Austin has hitherto been known for the Statehouse, the University of Texas and a booming, tech-based economy. As a financial and cultural center, the city has long stood in the shadows of cities like Houston and Dallas-Fort Worth.
But in recent years, the Lone Star State’s political epicenter has come of age economically and culturally. Immigration has been a prime engine behind the growing cosmopolitan character of the state capital.
While higher percentages of foreign-born residents still fill the populations of Houston and Dallas (composing 28 percent and 25 percent, respectively), foreign-born Austin residents now make up 20 percent of their city’s community.
Austin’s figure is greater than either Fort Worth (17 percent) or San Antonio (14 percent) can claim. Austin even beats the statewide percentage of foreign-born residents (16 percent) and the national figure (13 percent).
The breakdown of the foreign-born population is rich, too. 66 percent of the group is from Latin America, 24 percent from Asia and 6 percent from Europe.

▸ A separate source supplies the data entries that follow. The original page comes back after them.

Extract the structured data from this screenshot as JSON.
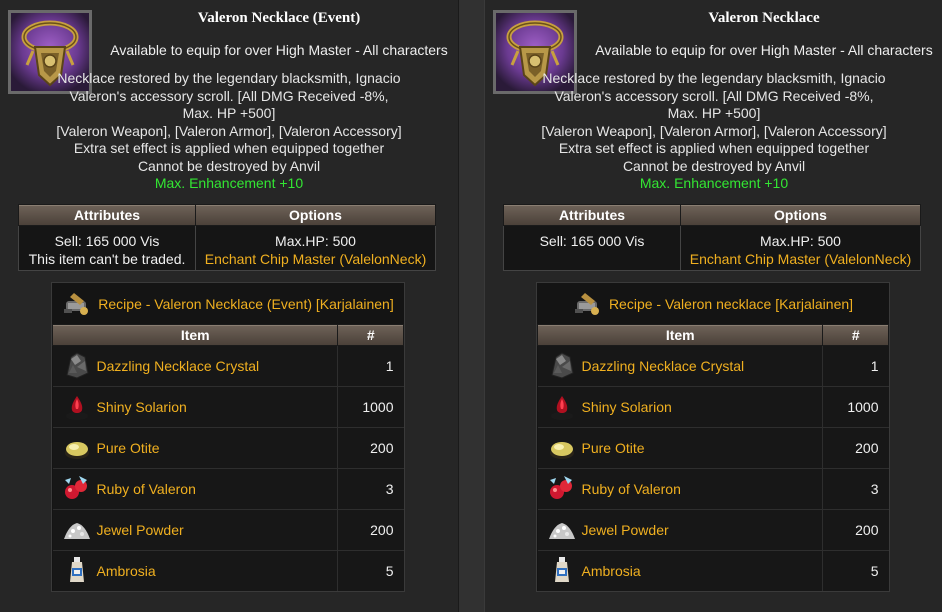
{
  "panels": [
    {
      "title": "Valeron Necklace (Event)",
      "equip": "Available to equip for over High Master - All characters",
      "description": [
        "Necklace restored by the legendary blacksmith, Ignacio",
        "Valeron's accessory scroll. [All DMG Received -8%,",
        "Max. HP +500]",
        "[Valeron Weapon], [Valeron Armor], [Valeron Accessory]",
        "Extra set effect is applied when equipped together",
        "Cannot be destroyed by Anvil"
      ],
      "enhancement": "Max. Enhancement +10",
      "attributes_header": "Attributes",
      "options_header": "Options",
      "sell": "Sell: 165 000 Vis",
      "trade": "This item can't be traded.",
      "option_hp": "Max.HP: 500",
      "enchant": "Enchant Chip Master (ValelonNeck)",
      "recipe_title": "Recipe - Valeron Necklace (Event) [Karjalainen]",
      "item_header": "Item",
      "qty_header": "#",
      "materials": [
        {
          "name": "Dazzling Necklace Crystal",
          "qty": "1",
          "icon": "crystal-icon"
        },
        {
          "name": "Shiny Solarion",
          "qty": "1000",
          "icon": "solarion-icon"
        },
        {
          "name": "Pure Otite",
          "qty": "200",
          "icon": "otite-icon"
        },
        {
          "name": "Ruby of Valeron",
          "qty": "3",
          "icon": "ruby-icon"
        },
        {
          "name": "Jewel Powder",
          "qty": "200",
          "icon": "powder-icon"
        },
        {
          "name": "Ambrosia",
          "qty": "5",
          "icon": "ambrosia-icon"
        }
      ]
    },
    {
      "title": "Valeron Necklace",
      "equip": "Available to equip for over High Master - All characters",
      "description": [
        "Necklace restored by the legendary blacksmith, Ignacio",
        "Valeron's accessory scroll. [All DMG Received -8%,",
        "Max. HP +500]",
        "[Valeron Weapon], [Valeron Armor], [Valeron Accessory]",
        "Extra set effect is applied when equipped together",
        "Cannot be destroyed by Anvil"
      ],
      "enhancement": "Max. Enhancement +10",
      "attributes_header": "Attributes",
      "options_header": "Options",
      "sell": "Sell: 165 000 Vis",
      "trade": "",
      "option_hp": "Max.HP: 500",
      "enchant": "Enchant Chip Master (ValelonNeck)",
      "recipe_title": "Recipe - Valeron necklace [Karjalainen]",
      "item_header": "Item",
      "qty_header": "#",
      "materials": [
        {
          "name": "Dazzling Necklace Crystal",
          "qty": "1",
          "icon": "crystal-icon"
        },
        {
          "name": "Shiny Solarion",
          "qty": "1000",
          "icon": "solarion-icon"
        },
        {
          "name": "Pure Otite",
          "qty": "200",
          "icon": "otite-icon"
        },
        {
          "name": "Ruby of Valeron",
          "qty": "3",
          "icon": "ruby-icon"
        },
        {
          "name": "Jewel Powder",
          "qty": "200",
          "icon": "powder-icon"
        },
        {
          "name": "Ambrosia",
          "qty": "5",
          "icon": "ambrosia-icon"
        }
      ]
    }
  ],
  "colors": {
    "gold": "#f0b020",
    "green": "#33e633",
    "header": "#5c5048"
  }
}
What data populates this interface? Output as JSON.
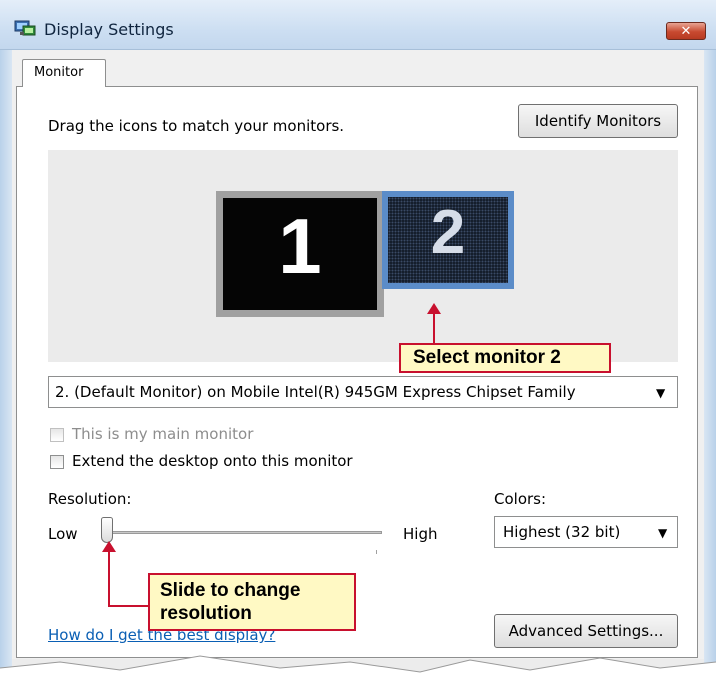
{
  "window": {
    "title": "Display Settings",
    "close_glyph": "✕",
    "app_icon": "display-settings-icon"
  },
  "tabs": [
    {
      "label": "Monitor",
      "selected": true
    }
  ],
  "monitor_tab": {
    "instruction": "Drag the icons to match your monitors.",
    "identify_button": "Identify Monitors",
    "monitors": [
      {
        "number": "1",
        "selected": false
      },
      {
        "number": "2",
        "selected": true
      }
    ],
    "monitor_select": {
      "value": "2. (Default Monitor) on Mobile Intel(R) 945GM Express Chipset Family"
    },
    "main_monitor_checkbox": {
      "label": "This is my main monitor",
      "checked": false,
      "enabled": false
    },
    "extend_checkbox": {
      "label": "Extend the desktop onto this monitor",
      "checked": false,
      "enabled": true
    },
    "resolution": {
      "label": "Resolution:",
      "low_label": "Low",
      "high_label": "High",
      "slider_level": 0
    },
    "colors": {
      "label": "Colors:",
      "value": "Highest (32 bit)"
    },
    "help_link": "How do I get the best display?",
    "advanced_button": "Advanced Settings..."
  },
  "annotations": {
    "select_monitor": "Select monitor 2",
    "slide_resolution_line1": "Slide to change",
    "slide_resolution_line2": "resolution"
  },
  "colors_theme": {
    "callout_border": "#c8102e",
    "callout_fill": "#fff9c4",
    "link": "#0a5fb4",
    "selected_monitor_border": "#5b8cc8"
  }
}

Immigrants from Asia belong to Austin’s fastest-growing demographic group, boasting a 60 percent growth rate in the last 10 years — three times the rate of overall growth in the city. The dynamic high-tech sector attracts a large number of these Asian immigrants, many of whom seek an education or who already have the skills and education in great demand in the technology industry.
But the healthy economy has not been limited to Austin, nor has its benefits been enjoyed by immigrants only. Indeed, a low-tax, low-regulation environment throughout Texas has spurred growth across the state. That fact, in itself, has been the prime reason why immigrants — both native- and foreign-born — have been drawn to the Lone Star State.
While it may be counterintuitive to think that high immigration would be compatible with low unemployment, the unemployment rate in Texas stands at 6.2 percent — lower than the national rate of 7 percent — even as the percentage of foreign-born residents in the state has risen from 15.7 percent in 2006 to 16.4 percent today.
And when the foreign-born get to Texas (or elsewhere) and settle in, they spend money. It has been estimated that U.S. immigrants from Asia and Latin America possess approximately $2 trillion in purchasing power, which translate into homes, cars and other big-ticket items that help to stimulate the economy and create jobs.
In Austin, much of the rationale for spending among immigrants in the local economy is linked to either the tech industry or to higher education.
“We’ve long had an international community, and it’s very much been tied to the University of Texas,” said Ryan Robinson, an Austin demographer. “That’s huge.”